Answer: I agree with your friend. Casseroles spell bedroom slippers, TV and a noose around the neck.
Try something he-man that your friend can dig his teeth into and keeps him guessing--like soup to start (preferably cream), and a good steak Diane, one of the most romantic dishes in the world. Flaming it at the table adds a little fire to the event.
To prepare steak Diane sprinkle two boneless sirloin steaks with dry mustard, salt and pepper and brown in hot oil until done as desired on both sides. Sprinkle with chives, lemon juice and Worcestershire. At the table pour Cognac over the steaks, heat and ignite. Dish up the steak when flames subside, then spoon the pan juices over the meat.
Q: I have a problem getting people who come to my parties to leave at a decent hour. They just linger on until I drop from fatigue. Do you have a trick I can use to get them going without being rude?
A: Congratulations. You must be a terrific host. But getting back to your question. Frank Pollock, husband of premier Los Angeles hostess, Elsie Frankfurt Pollock, who owns Page Boys Fashions, is known to warn his guests that he will ring a dinner bell when the party is over--and he does, usually at the table when his guests are gulping down their last drop of coffee. "If you haven't said what you've wanted to say in three hours, more time isn't going to help," said Pollock.

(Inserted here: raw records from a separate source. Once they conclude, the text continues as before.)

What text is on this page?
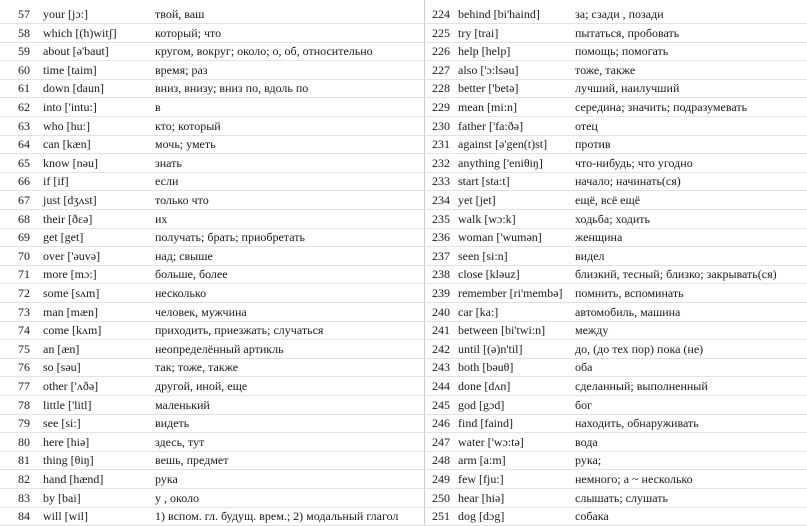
57 your [jɔ:]	твой, ваш
58 which [(h)witʃ]	который; что
59 about [ə'baut]	кругом, вокруг; около; о, об, относительно
60 time [taim]	время; раз
61 down [daun]	вниз, внизу; вниз по, вдоль по
62 into ['intu:]	в
63 who [hu:]	кто; который
64 can [kæn]	мочь; уметь
65 know [nəu]	знать
66 if [if]	если
67 just [dʒʌst]	только что
68 their [ðɛə]	их
69 get [get]	получать; брать; приобретать
70 over ['əuvə]	над; свыше
71 more [mɔ:]	больше, более
72 some [sʌm]	несколько
73 man [mæn]	человек, мужчина
74 come [kʌm]	приходить, приезжать; случаться
75 an [æn]	неопределённый артикль
76 so [səu]	так; тоже, также
77 other ['ʌðə]	другой, иной, еще
78 little ['litl]	маленький
79 see [si:]	видеть
80 here [hiə]	здесь, тут
81 thing [θiŋ]	вешь, предмет
82 hand [hænd]	рука
83 by [bai]	у , около
84 will [wil]	1) вспом. гл. будущ. врем.; 2) модальный глагол
224 behind [bi'haind]	за; сзади , позади
225 try [trai]	пытаться, пробовать
226 help [help]	помощь; помогать
227 also ['ɔ:lsəu]	тоже, также
228 better ['betə]	лучший, наилучший
229 mean [mi:n]	середина; значить; подразумевать
230 father ['fa:ðə]	отец
231 against [ə'gen(t)st] против
232 anything ['eniθiŋ]	что-нибудь; что угодно
233 start [sta:t]	начало; начинать(ся)
234 yet [jet]	ещё, всё ещё
235 walk [wɔ:k]	ходьба; ходить
236 woman ['wumən]	женщина
237 seen [si:n]	видел
238 close [kləuz]	близкий, тесный; близко; закрывать(ся)
239 remember [ri'membə] помнить, вспоминать
240 car [ka:]	автомобиль, машина
241 between [bi'twi:n] между
242 until [(ə)n'til]	до, (до тех пор) пока (не)
243 both [bəuθ]	оба
244 done [dʌn]	сделанный; выполненный
245 god [gɔd]	бог
246 find [faind]	находить, обнаруживать
247 water ['wɔ:tə]	вода
248 arm [a:m]	рука;
249 few [fju:]	немного; а ~ несколько
250 hear [hiə]	слышать; слушать
251 dog [dɔg]	собака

But you may prefer the tactic of international party planner, Clive David. He uses a music tape which ends at a prescribed hour with "The Star-Spangled Banner."

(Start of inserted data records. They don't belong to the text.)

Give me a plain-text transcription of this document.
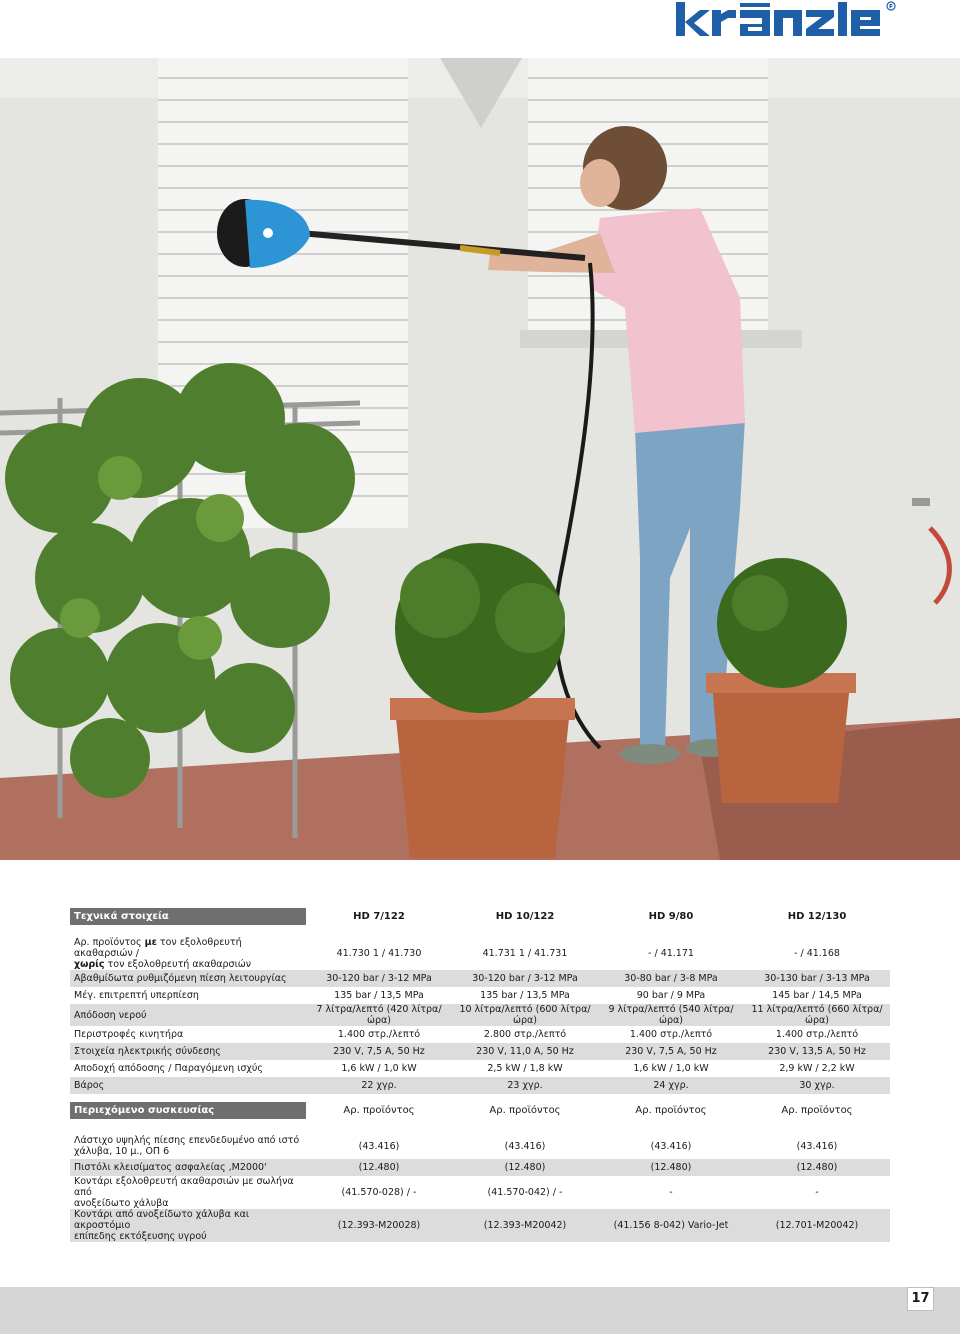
Τεχνικά στοιχεία	HD 7/122	HD 10/122	HD 9/80	HD 12/130

Αρ. προϊόντος με τον εξολοθρευτή ακαθαρσιών /
χωρίς τον εξολοθρευτή ακαθαρσιών	41.730 1 / 41.730	41.731 1 / 41.731	- / 41.171	- / 41.168
Αβαθμίδωτα ρυθμιζόμενη πίεση λειτουργίας	30-120 bar / 3-12 MPa	30-120 bar / 3-12 MPa	30-80 bar / 3-8 MPa	30-130 bar / 3-13 MPa
Μέγ. επιτρεπτή υπερπίεση	135 bar / 13,5 MPa	135 bar / 13,5 MPa	90 bar / 9 MPa	145 bar / 14,5 MPa
Απόδοση νερού	7 λίτρα/λεπτό (420 λίτρα/ώρα)	10 λίτρα/λεπτό (600 λίτρα/ώρα)	9 λίτρα/λεπτό (540 λίτρα/ώρα)	11 λίτρα/λεπτό (660 λίτρα/ώρα)
Περιστροφές κινητήρα	1.400 στρ./λεπτό	2.800 στρ./λεπτό	1.400 στρ./λεπτό	1.400 στρ./λεπτό
Στοιχεία ηλεκτρικής σύνδεσης	230 V, 7,5 A, 50 Hz	230 V, 11,0 A, 50 Hz	230 V, 7,5 A, 50 Hz	230 V, 13,5 A, 50 Hz
Αποδοχή απόδοσης / Παραγόμενη ισχύς	1,6 kW / 1,0 kW	2,5 kW / 1,8 kW	1,6 kW / 1,0 kW	2,9 kW / 2,2 kW
Βάρος	22 χγρ.	23 χγρ.	24 χγρ.	30 χγρ.
Περιεχόμενο συσκευσίας	Αρ. προϊόντος	Αρ. προϊόντος	Αρ. προϊόντος	Αρ. προϊόντος

Λάστιχο υψηλής πίεσης επενδεδυμένο από ιστό
χάλυβα, 10 μ., ΟΠ 6	(43.416)	(43.416)	(43.416)	(43.416)
Πιστόλι κλεισίματος ασφαλείας ‚M2000‘	(12.480)	(12.480)	(12.480)	(12.480)
Κοντάρι εξολοθρευτή ακαθαρσιών με σωλήνα από
ανοξείδωτο χάλυβα	(41.570-028) / -	(41.570-042) / -	-	-
Κοντάρι από ανοξείδωτο χάλυβα και ακροστόμιο
επίπεδης εκτόξευσης υγρού	(12.393-M20028)	(12.393-M20042)	(41.156 8-042) Vario-Jet	(12.701-M20042)
17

"If that doesn't get 'em up, nothing will," David said.
Q: I hate buying desserts and making them is too difficult, so I need your help. I'm having six people for a casual dinner at 6 p.m. I'm serving grilled chicken with a tomato and olive salad and tabouli with lots of grain and vegetables inside. Do you have a dessert that I won't have to fuss with and is complementary?

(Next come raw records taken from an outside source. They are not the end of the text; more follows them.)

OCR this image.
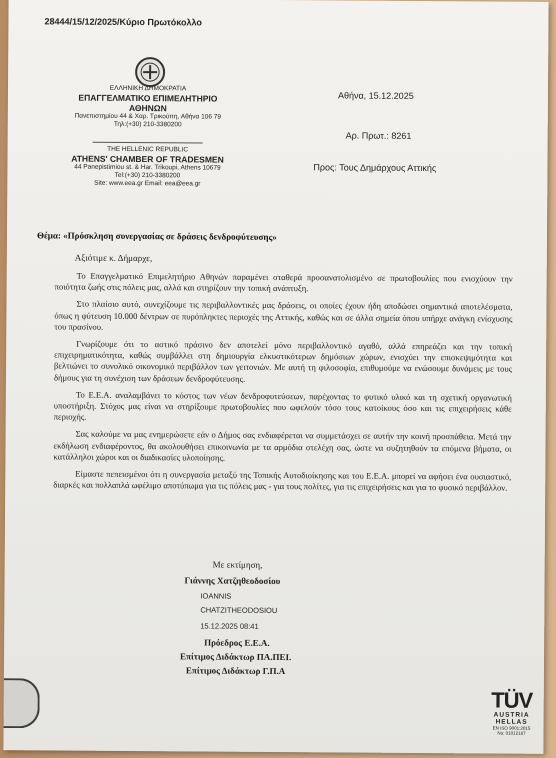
28444/15/12/2025/Κύριο Πρωτόκολλο
ΕΛΛΗΝΙΚΗ ΔΗΜΟΚΡΑΤΙΑ
ΕΠΑΓΓΕΛΜΑΤΙΚΟ ΕΠΙΜΕΛΗΤΗΡΙΟ
ΑΘΗΝΩΝ
Πανεπιστημίου 44 & Χαρ. Τρικούπη, Αθήνα 106 79
Τηλ:(+30) 210-3380200
THE HELLENIC REPUBLIC
ATHENS' CHAMBER OF TRADESMEN
44 Panepistimiou st. & Har. Trikoupi, Athens 10679
Tel:(+30) 210-3380200
Site: www.eea.gr Email: eea@eea.gr
Αθήνα, 15.12.2025
Αρ. Πρωτ.: 8261
Προς: Τους Δημάρχους Αττικής
Θέμα: «Πρόσκληση συνεργασίας σε δράσεις δενδροφύτευσης»
Αξιότιμε κ. Δήμαρχε,

Το Επαγγελματικό Επιμελητήριο Αθηνών παραμένει σταθερά προσανατολισμένο σε πρωτοβουλίες που ενισχύουν την ποιότητα ζωής στις πόλεις μας, αλλά και στηρίζουν την τοπική ανάπτυξη.

Στο πλαίσιο αυτό, συνεχίζουμε τις περιβαλλοντικές μας δράσεις, οι οποίες έχουν ήδη αποδώσει σημαντικά αποτελέσματα, όπως η φύτευση 10.000 δέντρων σε πυρόπληκτες περιοχές της Αττικής, καθώς και σε άλλα σημεία όπου υπήρχε ανάγκη ενίσχυσης του πρασίνου.

Γνωρίζουμε ότι το αστικό πράσινο δεν αποτελεί μόνο περιβαλλοντικό αγαθό, αλλά επηρεάζει και την τοπική επιχειρηματικότητα, καθώς συμβάλλει στη δημιουργία ελκυστικότερων δημόσιων χώρων, ενισχύει την επισκεψιμότητα και βελτιώνει το συνολικό οικονομικό περιβάλλον των γειτονιών. Με αυτή τη φιλοσοφία, επιθυμούμε να ενώσουμε δυνάμεις με τους δήμους για τη συνέχιση των δράσεων δενδροφύτευσης.

Το Ε.Ε.Α. αναλαμβάνει το κόστος των νέων δενδροφυτεύσεων, παρέχοντας το φυτικό υλικό και τη σχετική οργανωτική υποστήριξη. Στόχος μας είναι να στηρίξουμε πρωτοβουλίες που ωφελούν τόσο τους κατοίκους όσο και τις επιχειρήσεις κάθε περιοχής.

Σας καλούμε να μας ενημερώσετε εάν ο Δήμος σας ενδιαφέρεται να συμμετάσχει σε αυτήν την κοινή προσπάθεια. Μετά την εκδήλωση ενδιαφέροντος, θα ακολουθήσει επικοινωνία με τα αρμόδια στελέχη σας, ώστε να συζητηθούν τα επόμενα βήματα, οι κατάλληλοι χώροι και οι διαδικασίες υλοποίησης.

Είμαστε πεπεισμένοι ότι η συνεργασία μεταξύ της Τοπικής Αυτοδιοίκησης και του Ε.Ε.Α. μπορεί να αφήσει ένα ουσιαστικό, διαρκές και πολλαπλά ωφέλιμο αποτύπωμα για τις πόλεις μας - για τους πολίτες, για τις επιχειρήσεις και για το φυσικό περιβάλλον.

Με εκτίμηση,
Γιάννης Χατζηθεοδοσίου
IOANNIS
CHATZITHEODOSIOU
15.12.2025 08:41
Πρόεδρος Ε.Ε.Α.
Επίτιμος Διδάκτωρ ΠΑ.ΠΕΙ.
Επίτιμος Διδάκτωρ Γ.Π.Α
TÜV
AUSTRIA HELLAS
EN ISO 9001:2015
No: 01012187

A: A colorful fruit compote can be smashing--and practically work-free. Alice Water, of Chez Panisse in Berkeley uses assorted berries on a platter with red fig wedges, when in season, for accent. But you can also use two or three seasonal fruits of the same color tones, such as watermelon, blood oranges, plums or grapes for red tones, and accent the fruit with a sprinkling of contrasting-colored berries (blueberries or blackberries). Splash the fruit lightly with some Cassis, Framboise, Cointreau or other fruit-flavored liqueur and marinate in the refrigerator several hours. Serve the fruit, with or without ice cream in oversize stemmed wine glasses or black Japanese miso bowls and Chinese spoons.